Ich musste auch Dinge einstecken. Weil es Leute da draußen gab und gibt, denen Queermed und meine Arbeit nicht reicht. Oder deren Sinn nicht sehen.
Oder Queermed nicht radikal genug ist. Nicht offensiv genug. Nicht laut genug. Nicht genug tut. Die meisten dieser Stimmen eben aus den Communities selbst.
Ich sehe und spüre den Schmerz und die Verzweiflung in diesen Aussagen. Weil sich so immens wenig tut im Vergleich zu dem, was so viele Menschen seit Jahren fordern. Und es nicht besser zu werden scheint. Die Leute haben Angst, sind verzweifelt, müde, krank.
Weswegen ich verstehe, warum der Anspruch so hoch ist.
Und ich weiß es hängt auch an meinem Perfektionismus zusammen. Dass mein Anspruch an die Website, die ich selbst ohne jegliche Vorkenntnisse in dem Bereich gebaut habe, der Anspruch an mich selbst und an der Projektidee so immens waren, dass viele Leute immer noch denken, hinter Queermed stecke ein ganzes Team. Egal wie oft ich auf Bühnen, in Podcasts oder Interview aufkläre, dass dies nicht der Fall ist. Und ich über jede Jobbewerbung erstaunt bin, obwohl eine 2 minütige Suche auf der Website Aufklärung bieten könnte, dass Queermed keinerlei Förderung erhält.
Queermed wäre nie so groß geworden, wenn es nicht die ganze ehrenamtliche Unterstützung gegeben hätte.
Queermed wäre nie so groß geworden, wenn sich nicht Journalist*innen, Content Creator*innen, Streamer*innen und sonstigen Medienschaffenden für das Thema interessiert hätten, vor allem auch außerhalb des Pride Months und außerhalb der queeren Bubble. Queermed wäre nie so sichtbar geworden durch die ausdrucksstarken Bilder von Veranstaltungen oder dem kreativen Support im Design. Ein Wiedererkennungsmerkmal. Queermed wäre nie so standfest eine eigene Organisation geworden ohne die Unterstützung einer Buchhalterin mit einer schier unendlichen Menge an Geduld und Wissen. Queermed wäre nie so bekannt geworden durch all die Menschen, die ihre Reichweite für Queermed eingesetzt haben.

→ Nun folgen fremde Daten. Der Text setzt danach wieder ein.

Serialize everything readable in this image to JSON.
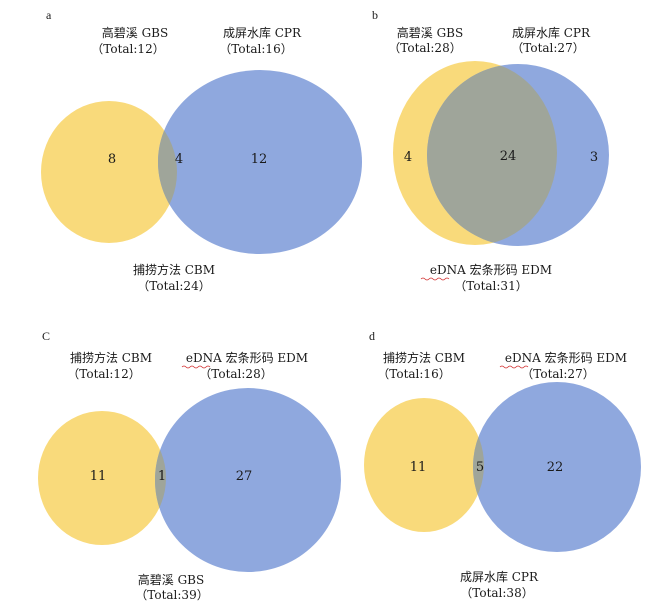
{
  "colors": {
    "yellow": "#F9DA7B",
    "blue": "#8FA8DE",
    "overlap": "#9FA59A"
  },
  "panels": [
    {
      "letter": "a",
      "left": {
        "name": "高碧溪 GBS",
        "total": "（Total:12）",
        "count": "8"
      },
      "right": {
        "name": "成屏水库 CPR",
        "total": "（Total:16）",
        "count": "12"
      },
      "overlap": {
        "count": "4"
      },
      "bottom": {
        "name": "捕捞方法 CBM",
        "total": "（Total:24）"
      }
    },
    {
      "letter": "b",
      "left": {
        "name": "高碧溪 GBS",
        "total": "（Total:28）",
        "count": "4"
      },
      "right": {
        "name": "成屏水库 CPR",
        "total": "（Total:27）",
        "count": "3"
      },
      "overlap": {
        "count": "24"
      },
      "bottom": {
        "name": "eDNA 宏条形码 EDM",
        "total": "（Total:31）"
      }
    },
    {
      "letter": "C",
      "left": {
        "name": "捕捞方法 CBM",
        "total": "（Total:12）",
        "count": "11"
      },
      "right": {
        "name": "eDNA 宏条形码 EDM",
        "total": "（Total:28）",
        "count": "27"
      },
      "overlap": {
        "count": "1"
      },
      "bottom": {
        "name": "高碧溪 GBS",
        "total": "（Total:39）"
      }
    },
    {
      "letter": "d",
      "left": {
        "name": "捕捞方法 CBM",
        "total": "（Total:16）",
        "count": "11"
      },
      "right": {
        "name": "eDNA 宏条形码 EDM",
        "total": "（Total:27）",
        "count": "22"
      },
      "overlap": {
        "count": "5"
      },
      "bottom": {
        "name": "成屏水库 CPR",
        "total": "（Total:38）"
      }
    }
  ]
}
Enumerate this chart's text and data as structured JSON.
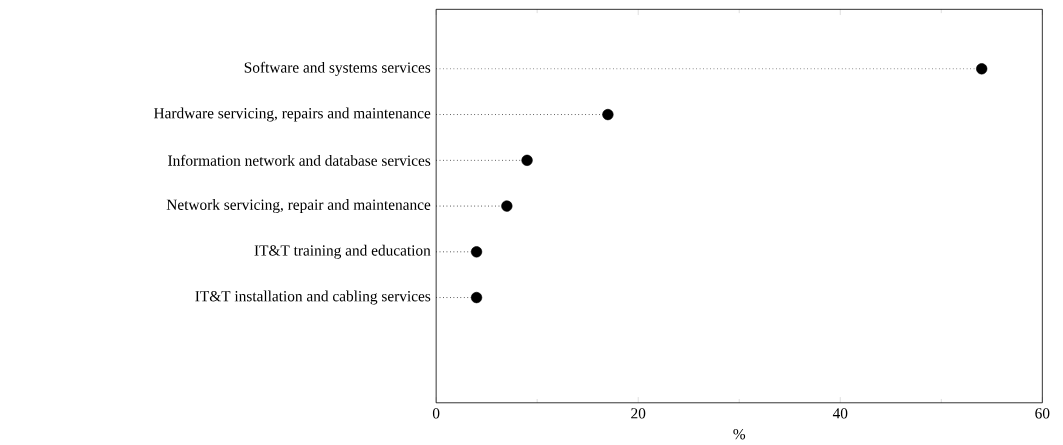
{
  "chart_data": {
    "type": "lollipop",
    "orientation": "horizontal",
    "xlabel": "%",
    "categories": [
      "Software and systems services",
      "Hardware servicing, repairs and maintenance",
      "Information network and database services",
      "Network servicing, repair and maintenance",
      "IT&T training and education",
      "IT&T installation and cabling services"
    ],
    "values": [
      54,
      17,
      9,
      7,
      4,
      4
    ],
    "color": "#000000",
    "marker": "circle",
    "line_style": "dotted",
    "xlim": [
      0,
      60
    ],
    "xticks": [
      0,
      20,
      40,
      60
    ]
  }
}
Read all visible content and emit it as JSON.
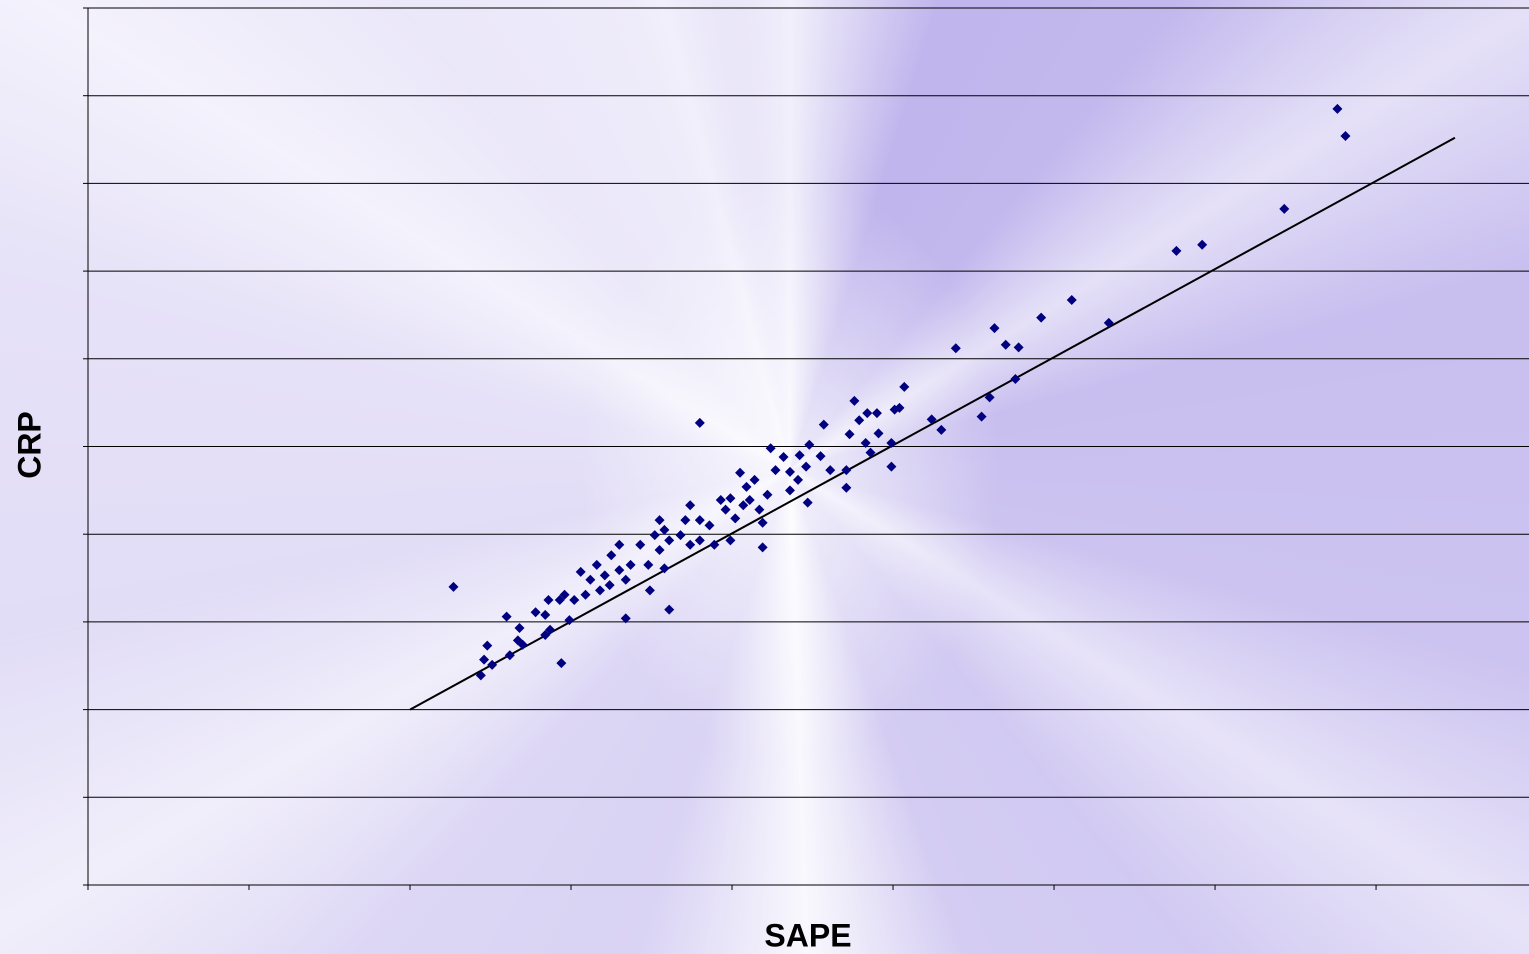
{
  "chart_data": {
    "type": "scatter",
    "x_label": "SAPE",
    "y_label": "CRP",
    "color": "#000080",
    "grid": true,
    "xlim": [
      0,
      8.95
    ],
    "xticks": [
      0,
      1,
      2,
      3,
      4,
      5,
      6,
      7,
      8
    ],
    "ylim": [
      0,
      10
    ],
    "yticks": [
      0,
      1,
      2,
      3,
      4,
      5,
      6,
      7,
      8,
      9,
      10
    ],
    "x": [
      7.76,
      7.81,
      7.43,
      6.76,
      6.92,
      6.11,
      6.34,
      5.92,
      5.63,
      5.7,
      5.78,
      5.39,
      5.76,
      5.6,
      5.55,
      5.3,
      5.24,
      5.07,
      5.04,
      5.01,
      4.99,
      4.99,
      4.9,
      4.84,
      4.76,
      4.91,
      4.86,
      4.83,
      4.73,
      4.71,
      4.71,
      4.57,
      4.55,
      4.48,
      4.47,
      4.46,
      4.41,
      4.36,
      4.27,
      4.24,
      4.32,
      4.19,
      4.22,
      4.17,
      4.19,
      4.05,
      4.09,
      4.07,
      3.99,
      3.96,
      4.02,
      3.99,
      3.89,
      3.8,
      3.8,
      3.74,
      3.71,
      3.68,
      3.61,
      3.58,
      3.55,
      3.52,
      3.61,
      3.58,
      3.48,
      3.43,
      3.49,
      3.37,
      3.34,
      3.3,
      3.25,
      3.21,
      3.18,
      3.16,
      3.12,
      3.09,
      3.06,
      3.02,
      3.34,
      2.96,
      2.93,
      2.86,
      2.84,
      2.87,
      2.84,
      2.78,
      2.94,
      2.27,
      2.6,
      2.68,
      2.67,
      2.62,
      2.48,
      2.46,
      2.51,
      2.44,
      2.7,
      2.99,
      3.8,
      3.86,
      4.11,
      4.14,
      4.36,
      4.61,
      4.79,
      3.3,
      3.24,
      3.55,
      3.74,
      3.93,
      4.42
    ],
    "y": [
      8.85,
      8.54,
      7.71,
      7.23,
      7.3,
      6.67,
      6.41,
      6.47,
      6.35,
      6.16,
      6.13,
      6.12,
      5.77,
      5.56,
      5.34,
      5.19,
      5.31,
      5.68,
      5.44,
      5.42,
      5.04,
      4.77,
      5.38,
      5.38,
      5.52,
      5.15,
      4.93,
      5.04,
      5.14,
      4.73,
      4.53,
      5.25,
      4.89,
      5.02,
      4.36,
      4.77,
      4.62,
      4.71,
      4.73,
      4.98,
      4.88,
      4.13,
      4.45,
      4.28,
      3.85,
      4.7,
      4.54,
      4.33,
      4.41,
      4.28,
      4.18,
      3.93,
      3.88,
      4.16,
      5.27,
      4.33,
      4.16,
      3.99,
      3.93,
      4.05,
      3.82,
      3.99,
      3.14,
      3.61,
      3.65,
      3.88,
      3.36,
      3.65,
      3.48,
      3.59,
      3.76,
      3.53,
      3.36,
      3.65,
      3.48,
      3.31,
      3.57,
      3.25,
      3.04,
      3.31,
      3.25,
      3.25,
      3.08,
      2.91,
      2.85,
      3.11,
      2.53,
      3.4,
      3.06,
      2.93,
      2.79,
      2.62,
      2.73,
      2.57,
      2.51,
      2.39,
      2.74,
      3.02,
      3.93,
      4.1,
      4.39,
      4.62,
      4.5,
      4.73,
      5.3,
      3.88,
      3.42,
      4.16,
      3.88,
      4.39,
      4.9
    ],
    "trendline": {
      "color": "#000000",
      "x": [
        2.0,
        8.49
      ],
      "y": [
        2.0,
        8.52
      ]
    }
  }
}
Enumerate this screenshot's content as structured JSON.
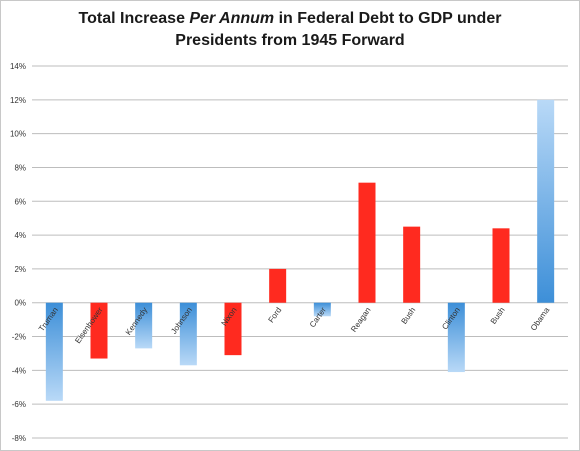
{
  "chart_data": {
    "type": "bar",
    "title_parts": [
      {
        "text": "Total Increase ",
        "italic": false
      },
      {
        "text": "Per Annum",
        "italic": true
      },
      {
        "text": " in Federal Debt to GDP under",
        "italic": false
      }
    ],
    "title_line2": "Presidents from 1945 Forward",
    "categories": [
      "Truman",
      "Eisenhower",
      "Kennedy",
      "Johnson",
      "Nixon",
      "Ford",
      "Carter",
      "Reagan",
      "Bush",
      "Clinton",
      "Bush",
      "Obama"
    ],
    "values": [
      -5.8,
      -3.3,
      -2.7,
      -3.7,
      -3.1,
      2.0,
      -0.8,
      7.1,
      4.5,
      -4.1,
      4.4,
      12.0
    ],
    "party": [
      "D",
      "R",
      "D",
      "D",
      "R",
      "R",
      "D",
      "R",
      "R",
      "D",
      "R",
      "D"
    ],
    "ylim": [
      -8,
      14
    ],
    "ytick_labels": [
      "14%",
      "12%",
      "10%",
      "8%",
      "6%",
      "4%",
      "2%",
      "0%",
      "-2%",
      "-4%",
      "-6%",
      "-8%"
    ],
    "grid": true,
    "colors": {
      "republican": "#ff2a1f",
      "democrat_light": "#b9d9f7",
      "democrat_dark": "#3d8fd8",
      "grid": "#bdbdbd"
    }
  }
}
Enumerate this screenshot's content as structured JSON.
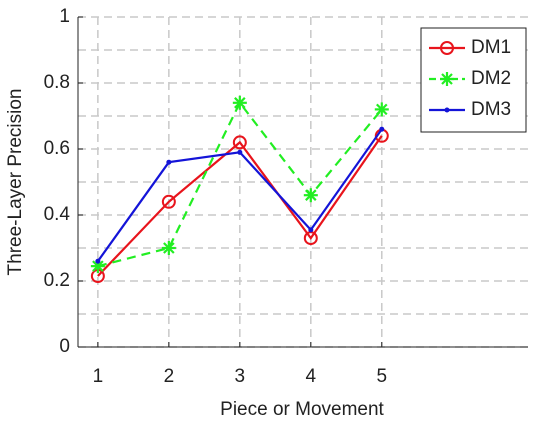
{
  "chart_data": {
    "type": "line",
    "x_label": "Piece or Movement",
    "y_label": "Three-Layer Precision",
    "x": [
      1,
      2,
      3,
      4,
      5
    ],
    "series": [
      {
        "name": "DM1",
        "color": "#e8141c",
        "marker": "o",
        "linestyle": "-",
        "values": [
          0.215,
          0.44,
          0.62,
          0.33,
          0.64
        ]
      },
      {
        "name": "DM2",
        "color": "#22ee22",
        "marker": "*",
        "linestyle": "--",
        "values": [
          0.245,
          0.3,
          0.74,
          0.46,
          0.72
        ]
      },
      {
        "name": "DM3",
        "color": "#1414d8",
        "marker": ".",
        "linestyle": "-",
        "values": [
          0.26,
          0.56,
          0.59,
          0.355,
          0.66
        ]
      }
    ],
    "xlim": [
      0.72,
      7.06
    ],
    "ylim": [
      0,
      1
    ],
    "xticks": [
      1,
      2,
      3,
      4,
      5
    ],
    "yticks": [
      0,
      0.2,
      0.4,
      0.6,
      0.8,
      1
    ],
    "grid": true,
    "minor_grid": true,
    "legend": "top-right"
  }
}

Mein Dank gilt so vielen Menschen da draußen, ohne die Queermed nie das geworden wäre, was es heute ist. Es ist nur durch euch alle da draußen so groß geworden, so hilfreich, so notwendig.
Ich hoffe und arbeite weiterhin für eine Zukunft, wo es Queermed nicht mehr brauchen wird. Solange ich kann.
Achtet auf eurer Ausdauer, auf eure Gesundheit, auf eure Energie, wie ich es mit meiner versuche und lasst uns weiter machen.